"Ласка сумрака" - читать интересную книгу автора (Гамильтон Лорел)

Глава 32

Мы обсуждали ритуал плодородия для Мэви Рид, когда зеркало снова ожило. На этот раз оно зазвенело колоколом – громкий и чистый призывный звук, чуть ли не трубный зов.

Дойл поднялся со словами: "Кто-то новый". Несколько минут спустя он вернулся, и вид у него было странноватый.

– Кто там? – спросил Рис.

– Мать Мередит, – озадаченно произнес Дойл.

– Моя мать? – Я встала, уронив на пол заметки, которые делала по ходу обсуждения. Я наклонилась подобрать их, но Гален перехватил мою руку.

– Пойти с тобой?

Наверное, из всех мужчин только он знал, как я на самом деле отношусь к своей матери. Я начала уже говорить "Нет", но передумала.

– Да, очень бы хорошо.

Он предложил мне руку, и я взяла его под руку по всем правилам этикета.

– Еще кто-нибудь нужен? – спросил Дойл.

Я оглядела присутствующих и попыталась решить, хочу ли я поразить свою мать или же оскорбить ее. С мужчинами, собравшимися в моей гостиной, я могла сделать и то, и другое или даже то и другое одновременно.

В спальне было маловато места, так что я остановилась на Галене и Дойле. На самом деле защита от собственной матери мне не была нужна. По крайней мере та защита, которую могли мне обеспечить телохранители.

Дойл пошел вперед – объявить о скором прибытии принцессы. Мы с Галеном выждали немного за дверью, а потом вошли внутрь. Гален довел меня до зеркала и сел на застеленную винно-красным покрывалом постель, чтобы не отсвечивать.
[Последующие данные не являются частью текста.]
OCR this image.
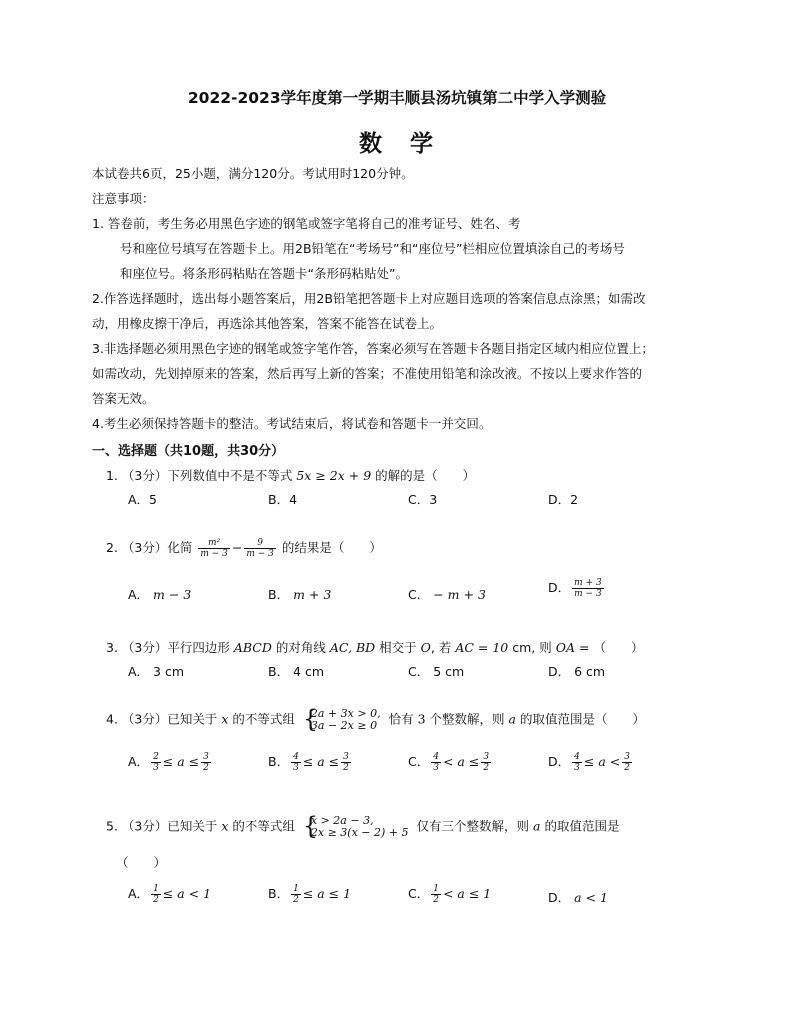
2022-2023学年度第一学期丰顺县汤坑镇第二中学入学测验
数 学
本试卷共6页，25小题，满分120分。考试用时120分钟。
注意事项：
1. 答卷前，考生务必用黑色字迹的钢笔或签字笔将自己的准考证号、姓名、考
号和座位号填写在答题卡上。用2B铅笔在“考场号”和“座位号”栏相应位置填涂自己的考场号
和座位号。将条形码粘贴在答题卡“条形码粘贴处”。
2.作答选择题时，选出每小题答案后，用2B铅笔把答题卡上对应题目选项的答案信息点涂黑；如需改
动，用橡皮擦干净后，再选涂其他答案，答案不能答在试卷上。
3.非选择题必须用黑色字迹的钢笔或签字笔作答，答案必须写在答题卡各题目指定区域内相应位置上；
如需改动，先划掉原来的答案，然后再写上新的答案；不准使用铅笔和涂改液。不按以上要求作答的
答案无效。
4.考生必须保持答题卡的整洁。考试结束后，将试卷和答题卡一并交回。
一、选择题（共10题，共30分）
1. （3分）下列数值中不是不等式 5x ≥ 2x + 9 的解的是（　　）
A．5	B．4	C．3	D．2
2. （3分）化简 $\frac{\text{m²}}{m - 3} - \frac{9}{m - 3}$ 的结果是（　　）
A． m − 3	B． m + 3	C． − m + 3	D． $\frac{m + 3}{m - 3}$
3. （3分）平行四边形 ABCD 的对角线 AC, BD 相交于 O, 若 AC = 10 cm, 则 OA = （　　）
A． 3 cm	B． 4 cm	C． 5 cm	D． 6 cm
4. （3分）已知关于 x 的不等式组 {
2a + 3x > 0,
3a − 2x ≥ 0 恰有 3 个整数解，则 a 的取值范围是（　　）
A． $\frac{2}{3} \le a \le \frac{3}{2}$	B． $\frac{4}{3} \le a \le \frac{3}{2}$	C． $\frac{4}{3} < a \le \frac{3}{2}$	D． $\frac{4}{3} \le a < \frac{3}{2}$
5. （3分）已知关于 x 的不等式组 {
x > 2a − 3,
2x ≥ 3(x − 2) + 5 仅有三个整数解，则 a 的取值范围是
（　　）
A． $\frac{1}{2} \le a < 1$	B． $\frac{1}{2} \le a \le 1$	C． $\frac{1}{2} < a \le 1$	D． a < 1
Дойл остался стоять, хотя и перешел к дальней стороне зеркала. Его абсолютно не волновало, отсвечивает он или нет.

Я встала перед зеркалом.

Я знала, что волосы у матери спадают густыми, идеальными локонами ниже пояса, но догадаться об этом сейчас было бы трудно: они были собраны в искусную прическу и волнами заколоты на макушке. Листочки кованого золота, скреплявшие эти волны, почти скрывали непритязательно-каштановый цвет волос. Нельзя сказать, что такой цвет волос не встречается у чистокровных сидхе – нет, встречается. Но она прятала свои волосы, потому что они в точности походили на волосы ее матери, моей бабушки, – наполовину брауни, наполовину человека. Бесаба, моя мать, не выносила напоминаний о своем происхождении.

Глаза ее были просто карими, красивого глубокого шоколадного цвета, окруженные длиннющими ресницами. Кожа выглядела прелестно, она часами ухаживала за своей кожей – молочные ванны, кремы, лосьоны... Но что бы она ни делала, ее кожа никогда не станет ни лунной – чисто-белой, ни нежно-золотистой – солнечной. Ей никогда не обладать настоящей кожей сидхе. Вот ее старшей сестре-близнецу, Элунед, сияющая кожа досталась. А кожа моей матери – больше, чем цвет волос или глаз, – выдавала ее смешанную кровь.

Ее кремовое платье казалось негнущимся от обилия золотой и медной вышивки. Квадратный вырез обнажал очень много, но причина, по которой дамы-сидхе так любят подчеркивающие грудь портновские ухищрения, – в том, что подчеркивать им особенно нечего.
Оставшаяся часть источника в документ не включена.